Social media kills living in the moment

Meredith Webber, Columnist 

Spring break is finally here. You climb out of the cramped backseat after the five-hour drive, quickly stretch, throw your bags in the hotel room and run toward the beach.You pull out your phone to take a picture of the waves, choose the perfect filter and type the witty caption you came up with during the long drive, all before you even step off the boardwalk.

My friends all did the same thing when we arrived to St. Augustine Beach. I would have too, under normal circumstances. However, I chose to limit my time on social media for Lent.

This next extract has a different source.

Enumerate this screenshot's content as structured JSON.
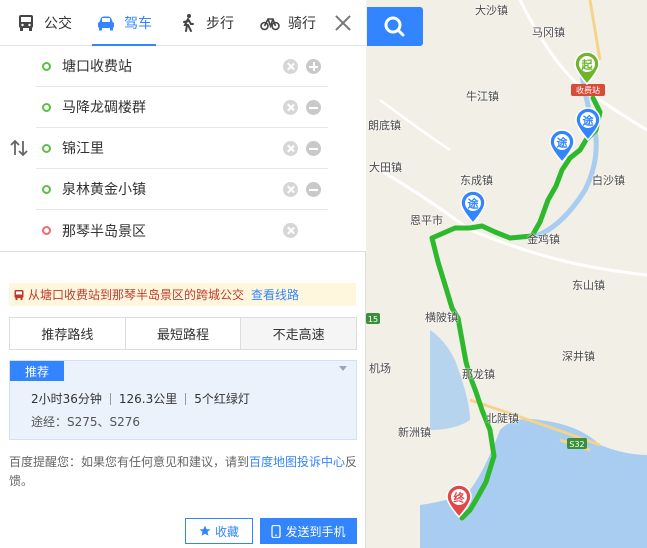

It was easier than expected at first and felt a little empowering. But then I started noticing all the times I would pull out my phone to scroll through Instagram while walking to class or when I felt left out of a conversation at dinner.

Social media disconnects us from people in our lives. Society has come to believe that sending a couple of snapchats back and forth or liking a friend’s status counts as genuine human interaction. Without social media, you are forced to actually talk to people to find out what is going on in their lives. This verbal communication allows you to better understand a person’s feelings in a way that can be masked by the filters people put on themselves—and their photos—on social media.

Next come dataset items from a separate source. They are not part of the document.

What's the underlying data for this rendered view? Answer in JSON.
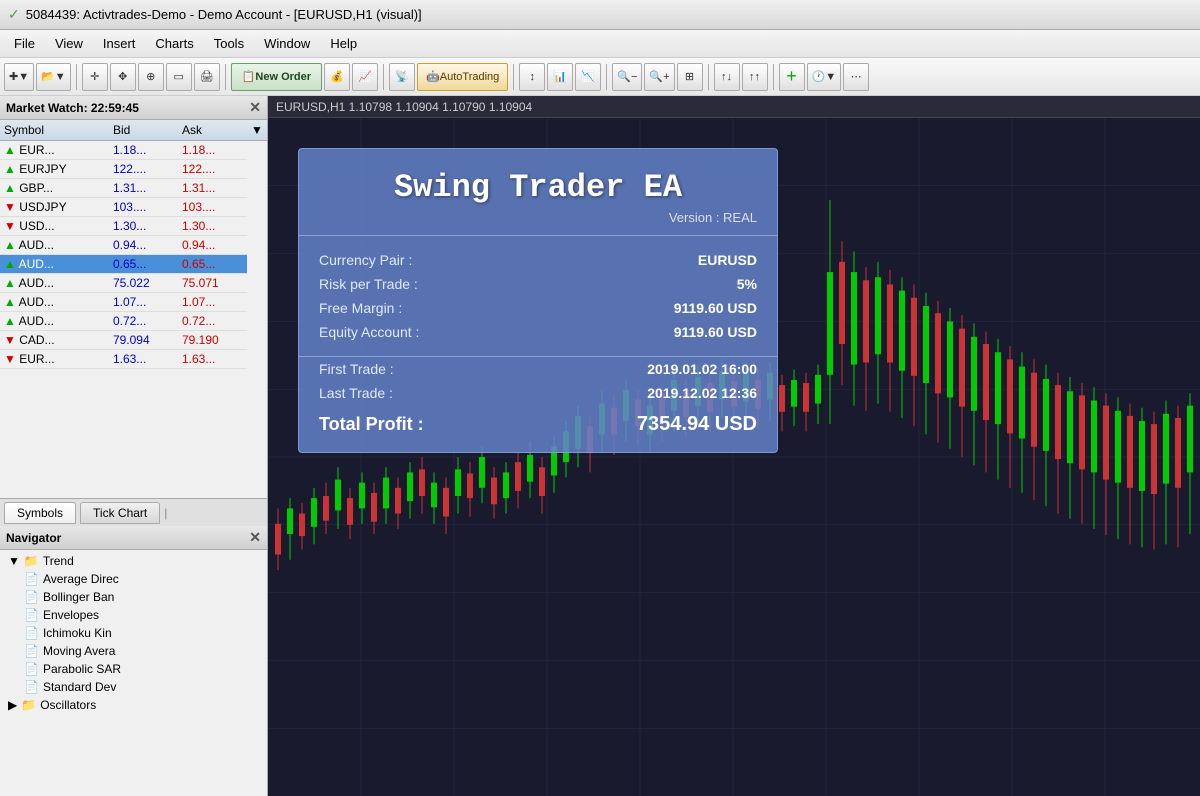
{
  "titleBar": {
    "icon": "✓",
    "text": "5084439: Activtrades-Demo - Demo Account - [EURUSD,H1 (visual)]"
  },
  "menuBar": {
    "items": [
      "File",
      "View",
      "Insert",
      "Charts",
      "Tools",
      "Window",
      "Help"
    ]
  },
  "toolbar": {
    "newOrderLabel": "New Order",
    "autoTradingLabel": "AutoTrading"
  },
  "marketWatch": {
    "title": "Market Watch: 22:59:45",
    "columns": [
      "Symbol",
      "Bid",
      "Ask"
    ],
    "symbols": [
      {
        "name": "EUR...",
        "direction": "up",
        "bid": "1.18...",
        "ask": "1.18..."
      },
      {
        "name": "EURJPY",
        "direction": "up",
        "bid": "122....",
        "ask": "122...."
      },
      {
        "name": "GBP...",
        "direction": "up",
        "bid": "1.31...",
        "ask": "1.31..."
      },
      {
        "name": "USDJPY",
        "direction": "down",
        "bid": "103....",
        "ask": "103...."
      },
      {
        "name": "USD...",
        "direction": "down",
        "bid": "1.30...",
        "ask": "1.30..."
      },
      {
        "name": "AUD...",
        "direction": "up",
        "bid": "0.94...",
        "ask": "0.94..."
      },
      {
        "name": "AUD...",
        "direction": "up",
        "bid": "0.65...",
        "ask": "0.65...",
        "selected": true
      },
      {
        "name": "AUD...",
        "direction": "up",
        "bid": "75.022",
        "ask": "75.071"
      },
      {
        "name": "AUD...",
        "direction": "up",
        "bid": "1.07...",
        "ask": "1.07..."
      },
      {
        "name": "AUD...",
        "direction": "up",
        "bid": "0.72...",
        "ask": "0.72..."
      },
      {
        "name": "CAD...",
        "direction": "down",
        "bid": "79.094",
        "ask": "79.190"
      },
      {
        "name": "EUR...",
        "direction": "down",
        "bid": "1.63...",
        "ask": "1.63..."
      }
    ],
    "tabs": [
      "Symbols",
      "Tick Chart"
    ],
    "activeTab": "Symbols"
  },
  "navigator": {
    "title": "Navigator",
    "tree": {
      "trend": {
        "label": "Trend",
        "children": [
          "Average Direc",
          "Bollinger Ban",
          "Envelopes",
          "Ichimoku Kin",
          "Moving Avera",
          "Parabolic SAR",
          "Standard Dev"
        ]
      },
      "oscillators": {
        "label": "Oscillators"
      }
    }
  },
  "chartHeader": {
    "text": "EURUSD,H1  1.10798  1.10904  1.10790  1.10904"
  },
  "eaPanel": {
    "title": "Swing Trader EA",
    "version": "Version : REAL",
    "rows": [
      {
        "label": "Currency Pair :",
        "value": "EURUSD"
      },
      {
        "label": "Risk per Trade :",
        "value": "5%"
      },
      {
        "label": "Free Margin :",
        "value": "9119.60 USD"
      },
      {
        "label": "Equity Account :",
        "value": "9119.60 USD"
      }
    ],
    "tradeRows": [
      {
        "label": "First Trade :",
        "value": "2019.01.02 16:00"
      },
      {
        "label": "Last Trade :",
        "value": "2019.12.02 12:36"
      }
    ],
    "profitLabel": "Total Profit :",
    "profitValue": "7354.94 USD"
  },
  "colors": {
    "bullCandle": "#00cc00",
    "bearCandle": "#cc0000",
    "background": "#1a1a2e",
    "gridLine": "#2a2a4a",
    "eaBackground": "rgba(100,130,200,0.85)"
  }
}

It is not a surprise that people on social media portray themselves in the best way possible. However, this leads to a false perception that our friends’ lives are a lot better than they truly are. This makes people feel the need to prove themselves on social media.

Imagine all the times you have been taking pictures with friends and someone instructs, “laugh like we are having a good time!” While this does not appear intentionally harmful, this contributes to false perceptions that distract from what is really happening in our lives.

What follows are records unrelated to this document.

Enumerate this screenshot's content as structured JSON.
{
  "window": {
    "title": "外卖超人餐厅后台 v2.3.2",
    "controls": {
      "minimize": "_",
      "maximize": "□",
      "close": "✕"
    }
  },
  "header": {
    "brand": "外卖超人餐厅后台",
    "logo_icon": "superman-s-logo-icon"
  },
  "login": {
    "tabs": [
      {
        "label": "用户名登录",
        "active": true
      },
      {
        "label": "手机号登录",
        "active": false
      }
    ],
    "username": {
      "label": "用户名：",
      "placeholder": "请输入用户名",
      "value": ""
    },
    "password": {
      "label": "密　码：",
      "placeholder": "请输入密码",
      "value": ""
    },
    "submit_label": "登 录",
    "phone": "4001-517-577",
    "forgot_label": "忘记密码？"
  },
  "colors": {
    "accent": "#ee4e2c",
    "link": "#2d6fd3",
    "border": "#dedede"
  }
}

The fear of missing out, or “FOMO,” is often the reason that users are constantly refreshing their feeds. This is a valid concern.

Plenty of birthdays have been forgotten because Facebook was not there as a reminder. I did not know what a lot of people did for spring break.

However, I had a deeper appreciation for the things I did see on spring break because I was seeing them through my own eyes and not my phone screen while I was trying to take a picture. We should be more afraid of missing out on what is right in front of us than a Facebook post.

Try disconnecting from your phone and reconnecting with the people in your life for a day, weekend or even a week. I am sure that increased phone battery life will not likely be the only benefit.

Webber is a freshman journalism and mass communication major.